Cassville water loss numbers dropping
In 2009, Cassville was experiencing 60 percent water loss, if not higher, and Steve Walensky, public works director, said great strides have been made to bring that number down.
Starting in Cassville in early 2011, Walensky has seen a number of changes to the city's water system that has dropped water losses to its lowest point in years, only 20 percent.
"We finally started getting a handle on metering," he said. "Some of the meters were still very significant in size, and things got a lot better when we started working with the Rural Missouri Water Association in pinpointing water losses."
Walensky said the city has a more accurate gage now of how much water may be lost due to the amount of psi going through a pipe, the size of the pipe and the type of the crack.
"There were a lot of factors we were not taking advantage of, and we have more engineering technology helping us determine what's going on in our water system," he said.
Walensky said back in 2009, the lack of technology probably meant the 60 percent water loss number was inaccurate, and not a good kind of inaccurate.

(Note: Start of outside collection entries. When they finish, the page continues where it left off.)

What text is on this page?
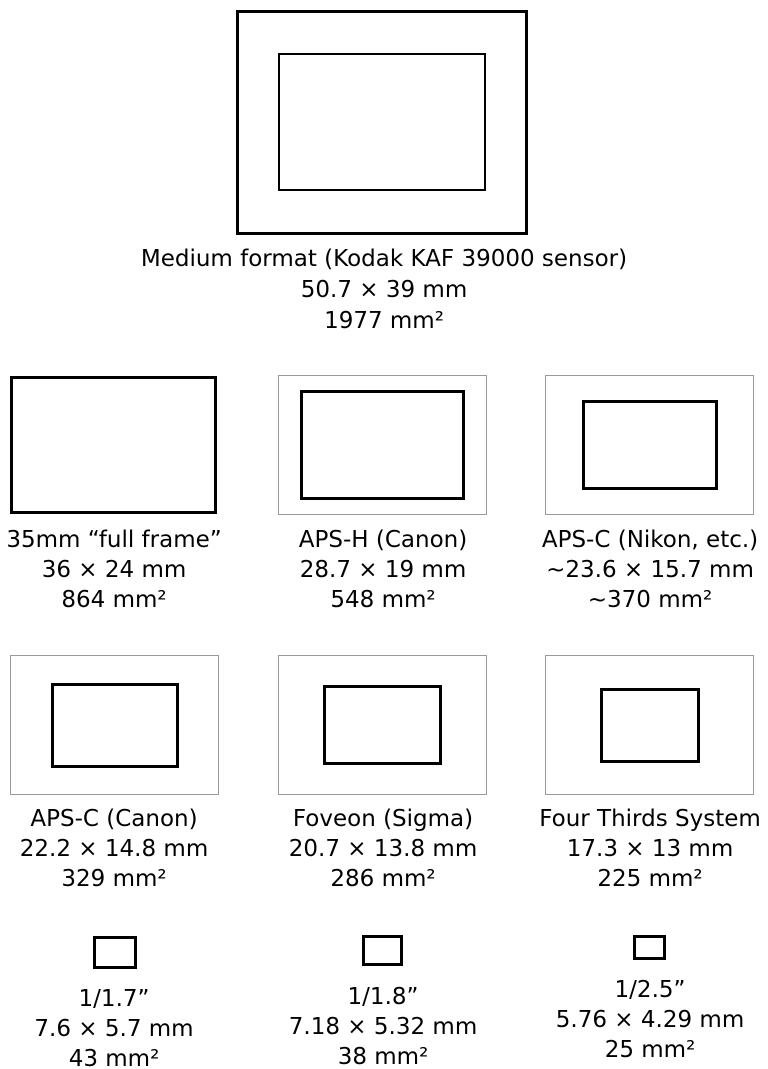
Medium format (Kodak KAF 39000 sensor)
50.7 × 39 mm
1977 mm²
35mm “full frame”
36 × 24 mm
864 mm²
APS-H (Canon)
28.7 × 19 mm
548 mm²
APS-C (Nikon, etc.)
~23.6 × 15.7 mm
~370 mm²
APS-C (Canon)
22.2 × 14.8 mm
329 mm²
Foveon (Sigma)
20.7 × 13.8 mm
286 mm²
Four Thirds System
17.3 × 13 mm
225 mm²
1/1.7”
7.6 × 5.7 mm
43 mm²
1/1.8”
7.18 × 5.32 mm
38 mm²
1/2.5”
5.76 × 4.29 mm
25 mm²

"Unfortunately, they were probably inaccurate, and the real number was probably worse," he said. "About 60 percent was the number documented in the 2009 master plan, but that number was probably higher."
Walensky said since he started working for the city, he has been taking steps to keep water losses as low as possible, shooting for the below-10-percent goal set forth by the Department of Natural Resources.
"I applied a year ago for a DNR grant for a hydraulic water distribution study, and we got that grant and the results have just been reported this week," he said. "We plan to apply for a phase two grant to identify potential weak points in the pipes, then begin construction to repair those high-risk lines."
Walensky said repairing the pipes is the last item on the list of what should be done to reach under 10 percent water loss.
Walensky said the city has already done work to have annual checks on the city's wells, rehabilitated the city's water towers, and brokered the deal for new, more accurate meters, which replace some that are more than a decade old and could be under-reading a customer's water usage.
"The last thing is piping," Walensky said. "If we can get the grant money and do construction to fix these hot spots for leaks, it will be like having a whole new water system," he said. "I'm very appreciative of the state for offering such grants, and I'm very aggressive in taking advantage of them."
Walensky said decreasing the water losses is a way for the city to save money, and the water and sewer departments have had trouble staying in the black over the last nearly 20 years.
"The water department and sewer department combined had not been in the black since 1997 before we started to break even last year," Walensky said. "The water department was not making enough money because there hadn't been a rate increase from 2001 to 2011."